Magnificent Medusa. 14Oct12

TR by sunshiner, with contribution from gemini

Wind: Cold westerly 5 knots, increasing to 8 knots
Swell: small southerly
Current: at Little Halls Reef, Halls Reef, Jew Shoal, none
Launch point: Middle Groyne
Participants: jaro, stormin, beejay, tarzan, richmond, gemini, whalebait, kahuna, Brock A (need a nickname, Brock), mangrove-mac, sunshiner

Finding fish wasn't easy today, but a couple of nice sweeties ended up in yaks.

In the carpark this morning at 04:30 there was a stranger in our midst. I wandered over to say hello, thinking that it might perhaps be Brock A, whom I hadn't met. No, it was Peter, unloading a Stealth Evolution 465. He'd been reading our blog and had come up from Brisbane on spec hoping to have some of the fun he'd been reading about.

He asked if he could tag along with someone as he had no GPS, no radio and had never launched here before so I pencilled him in as my wingman. Launch was as easy as it gets here and before long Peter and I, alone, were heading for Jew Shoal. Whalebait had opted for Sunshine Reef while the remainder of the contingent headed for Little Halls Reef and Halls Reef.

At Jew Shoal I briefly described the reef to Peter and our various methods of fishing it. We then set up a drift using the westerly wind to push us across the reef. Once again, it was a perfect drift, but once again, the action was almost non-existent. There were no signs of surface activity and no birds hovering over bait patches.

Peter. I invited him to join Noosa Yakkers via the blog link.

Shortly after taking the above pic my SP was taken and I was on!
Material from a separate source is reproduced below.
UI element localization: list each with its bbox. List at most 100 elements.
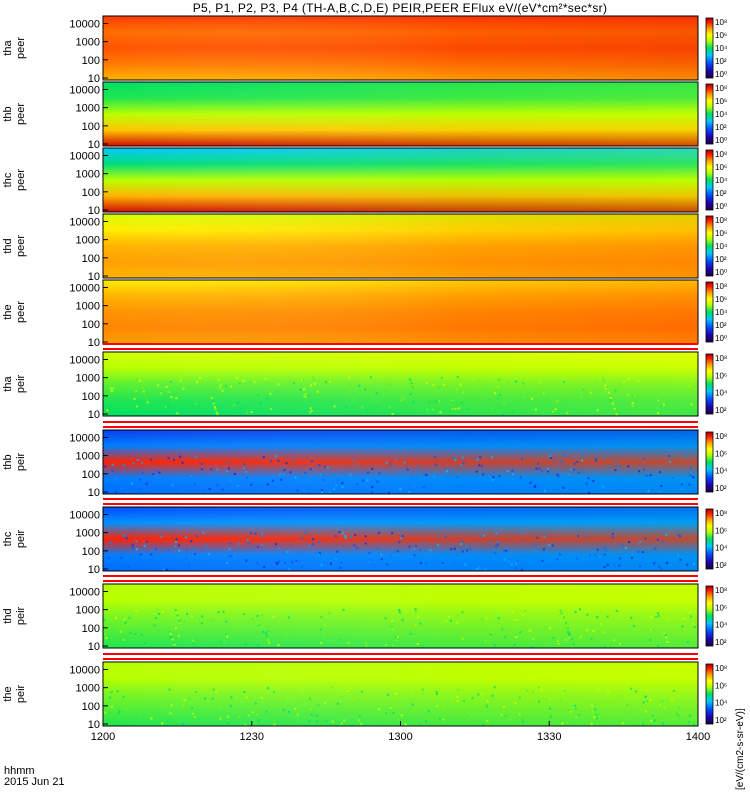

I knew very quickly that it was neither a snapper nor a sweetlip. My judgement was that it was possibly a trevally but after a see-sawing fight of several minutes up popped a small mac tuna. I should have thought of that first, as these are a fairly common catch on SPs at Jew Shoal.

Mackerel tuna

I was dressed for summer but by now I was bloody cold. The wind was cutting through my rashie so I decided to head for Little Halls Reef, 3.7km upwind. I don't know what happened to Peter as he left to troll the Noosa headlands to the SE.

Little Halls Reef was dead, as stormin had warned me by radio a little earlier, but at least it was warm there. Warm and no fish is better than cold and no fish!

After a decent try at Little Halls Reef I decided to head in, encountering a few miniature and brief bustups just outside the river mouth. But as I paddled away from Little Halls Reef I came across a majestic medusa, drifting in the limpid sea.

It was a beauty, about 40cm wide across the canopy.

It was at the river mouth that richmond and gemini caught up with me, an hour or so later as they headed for home. Both had had a bit of action (gemini will do show and tell, later) and we paddled in to the beach together after I took the opportunity to take a pic of richmond's two fish.

The sweetlip went 53cm.

The others mostly came trickling in after us (mangrove-mac had pulled the pin earlier as he was a little off colour). Jaro had eventually managed to bag a very nice sweetlip which he measured and photographed on the beach.

55cm. Nice but not a Noosa Yakkers record.

Whalebait and kahuna were still out there by the time I left so we don't know how they went. Please let us know guys.

Looks like I'm going to have to start fishing with bananas!

Kev
(sunshiner)


Additional material from Gemini

Not a lot to add really. A lot of wildlife today, so there is some footage of that below. The main event was seeing Richmond take a wave while in too close to the North Shore and end up in the drink (he didn't roll the yak at least!). The video doesn't show him falling off, but you can see him climbing back up. Best viewed in HD if possible.




GPS Track
Photobucket Pictures, Images and Photos
Distance 17.6 km
Max Speed 18.0 km/hour (I think my GPS or Google Earth is crooked)
Avg Speed 3.5 km/hour

Cheers!

Matt (Gemini)

1 comment:

  1. Must be the year for everyone to have a crack at the sweetlip record. Nice fish.